Sunday, August 7, 2016

Let's Talk Pruning!

Pruning has to be one of the weirdest things we do for plants. It makes sense that a plant needs food, water, sunlight, and an appropriate temperature to be happy and healthy, but cutting a plant's extremities off in order to make it healthier?! That seems like madness! 

The tomato plants were being smashed up under
the porch railing containers, so they got pruned!
The truth is, plants (especially plants grown in pots) need pruning in order to stay healthy. It keeps them from turning "leggy," where the bottom foliage dies off and only the tips are left. It makes them squat and compact to keep the wind and rain from breaking the stems off haphazardly or knocking the pot over. Pruning flowers off after they've passed peak bloom can help a plant conserve energy if you don't want it growing too many seeds. It can also be used to save a plant that has diseased or insect-infested leaves and force the plant to grow new, healthy leaves instead!

Before trimming mint: Leggy and bare.
A week or so after trimming mint: New growth!
To prune plants you can either use your fingers or preferably some sort of shears or scissors. The sharper the cutting tool the better the plant will heal over, especially if it's a particularly large stem.
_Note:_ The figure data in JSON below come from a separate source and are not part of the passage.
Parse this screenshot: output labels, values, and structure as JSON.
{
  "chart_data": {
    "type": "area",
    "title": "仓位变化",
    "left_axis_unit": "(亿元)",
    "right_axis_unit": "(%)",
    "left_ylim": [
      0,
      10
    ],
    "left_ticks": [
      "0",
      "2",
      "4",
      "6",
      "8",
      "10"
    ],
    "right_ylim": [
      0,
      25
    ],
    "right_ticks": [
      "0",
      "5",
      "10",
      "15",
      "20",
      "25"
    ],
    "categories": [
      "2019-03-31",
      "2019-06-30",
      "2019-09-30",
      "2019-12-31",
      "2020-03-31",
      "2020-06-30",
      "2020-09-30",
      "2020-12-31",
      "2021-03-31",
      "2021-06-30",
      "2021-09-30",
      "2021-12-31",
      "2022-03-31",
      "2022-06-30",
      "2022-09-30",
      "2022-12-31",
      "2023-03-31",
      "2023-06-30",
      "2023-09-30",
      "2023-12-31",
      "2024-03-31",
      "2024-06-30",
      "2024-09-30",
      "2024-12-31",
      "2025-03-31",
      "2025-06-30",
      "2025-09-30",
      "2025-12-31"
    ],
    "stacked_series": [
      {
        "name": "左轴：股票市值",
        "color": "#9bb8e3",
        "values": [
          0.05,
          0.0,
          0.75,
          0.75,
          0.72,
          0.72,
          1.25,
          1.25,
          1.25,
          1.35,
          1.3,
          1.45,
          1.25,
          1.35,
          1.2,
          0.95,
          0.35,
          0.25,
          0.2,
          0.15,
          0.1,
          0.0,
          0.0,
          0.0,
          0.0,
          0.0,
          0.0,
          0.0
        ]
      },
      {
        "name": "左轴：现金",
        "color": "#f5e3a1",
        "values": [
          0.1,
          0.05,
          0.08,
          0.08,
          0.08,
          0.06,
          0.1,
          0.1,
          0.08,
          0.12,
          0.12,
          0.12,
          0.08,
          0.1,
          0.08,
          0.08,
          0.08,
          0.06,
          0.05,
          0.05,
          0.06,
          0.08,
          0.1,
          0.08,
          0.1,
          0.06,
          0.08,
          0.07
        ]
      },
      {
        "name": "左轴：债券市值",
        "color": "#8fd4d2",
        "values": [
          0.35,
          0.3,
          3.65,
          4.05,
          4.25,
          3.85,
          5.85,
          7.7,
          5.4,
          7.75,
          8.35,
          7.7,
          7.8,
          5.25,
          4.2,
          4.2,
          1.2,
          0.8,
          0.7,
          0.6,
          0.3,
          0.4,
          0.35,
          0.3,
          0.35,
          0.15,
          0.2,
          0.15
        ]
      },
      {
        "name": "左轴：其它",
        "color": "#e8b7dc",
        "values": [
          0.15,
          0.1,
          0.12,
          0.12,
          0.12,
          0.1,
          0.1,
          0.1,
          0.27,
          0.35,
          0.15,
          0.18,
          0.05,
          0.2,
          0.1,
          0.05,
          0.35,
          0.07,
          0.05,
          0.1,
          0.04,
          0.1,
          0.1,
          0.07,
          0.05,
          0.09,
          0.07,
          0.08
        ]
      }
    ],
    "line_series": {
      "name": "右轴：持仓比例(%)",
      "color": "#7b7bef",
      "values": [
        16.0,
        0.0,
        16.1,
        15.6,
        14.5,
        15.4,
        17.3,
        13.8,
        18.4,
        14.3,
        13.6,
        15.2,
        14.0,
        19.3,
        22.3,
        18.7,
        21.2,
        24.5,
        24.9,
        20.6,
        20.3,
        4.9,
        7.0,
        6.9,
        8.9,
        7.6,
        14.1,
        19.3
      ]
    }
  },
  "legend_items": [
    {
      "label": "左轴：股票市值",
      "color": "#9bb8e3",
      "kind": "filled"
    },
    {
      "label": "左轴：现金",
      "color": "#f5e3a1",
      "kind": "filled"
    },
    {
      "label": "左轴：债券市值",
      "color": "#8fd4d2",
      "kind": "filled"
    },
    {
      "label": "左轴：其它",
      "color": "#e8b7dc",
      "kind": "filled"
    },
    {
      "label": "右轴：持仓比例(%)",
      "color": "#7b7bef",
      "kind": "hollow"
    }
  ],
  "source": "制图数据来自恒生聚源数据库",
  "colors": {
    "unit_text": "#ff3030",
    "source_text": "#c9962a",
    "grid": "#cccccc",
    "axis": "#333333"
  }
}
Stems can get infected from bacteria or fungus in the environment, so a clean cut is going to produce the least amount of surface area for gross stuff to get into the nooks and crannies. To keep diseases from spreading, dip your shears in isopropyl (rubbing alcohol) after cutting from a plant that's been infected with something. (Generally the advice is to dip it between cuttings from EVERY plant, but I'm lazy and unless I spent a crap-ton of money on a plant or am really in love with it I'll take the risk of sharing shears between healthy plants.)

Shears for trimming tiny stems. For larger stems I use kitchen shears.

When making a cut, try your best to always trim from the top of the plant, getting rid of the newest leaves first. The exception in this case is if the leaves lower down are infected or dead already, in which case you can cut off those individual leaves further down. Cut the stem between two leaf layers, just above the leaf level where you want new leaves to grow. This will encourage the leaf layer below to bush out and make more foliage. Sometimes you'll get new leaves all the way down the stem once you cut the top leaves off. There's more sunlight getting to the stem area below, and the plant also sends out signals: "Grow more leaves! We're being eaten!" Leaving a bit of stem above the leaf layer you want will allow you some room to cut it back further if the stem gets infected. If you have an infected stem it'll start getting mushy and brown, spreading down the stem. Cut it below where it's mushy and dab some isopropyl on the cut. It'll help it dry out faster and kill the nasty germs!

Pruning the catnip between leaf layers

For a diseased or leggy plant it depends on the type of plant how much you can trim off. If you know from prior trimmings that the plant rapidly bounces back from trimming (like my Columbine and mint plants), go ahead and trim off as much as you need to. For plants that you're unsure about the general rule is to only cut off a max of 1/3 of the leaves at a time. Let the plant start new growth before cutting off more leaves.

Diseased leaves all over the Columbine plant, pre-trim
(I trimmed these back to the ground)
Columbine plant post-trim, about a month later.
New leaves don't have any mildew, leaf miners, or mites!
For flower blooms, it's best to "deadhead" the flowers before they start forming seeds. That way the plant conserves energy and flowers more. Seed-making is hard work! It's also good to take the flowers off of plants even if they're the "non-seeding" hybrid varieties because a) it looks prettier not to have dead flowers all over the plant and b) dead flowers can rot and lay on the leaves, causing molds, fungi, and gnats to colonize the plant. To deadhead a flower, pinch or cut the stem just below where the flower was.
Deadheading the begonia flowers after the bloom has wilted.
I hope this has been useful! It's hard at first to know when and how much to prune, but try looking online for pruning advice for the plant you have. The internet has helped my plants a lot, especially looking up plant diseases and tips for getting rid of them! Everything else I'm learning the hard way. Haha.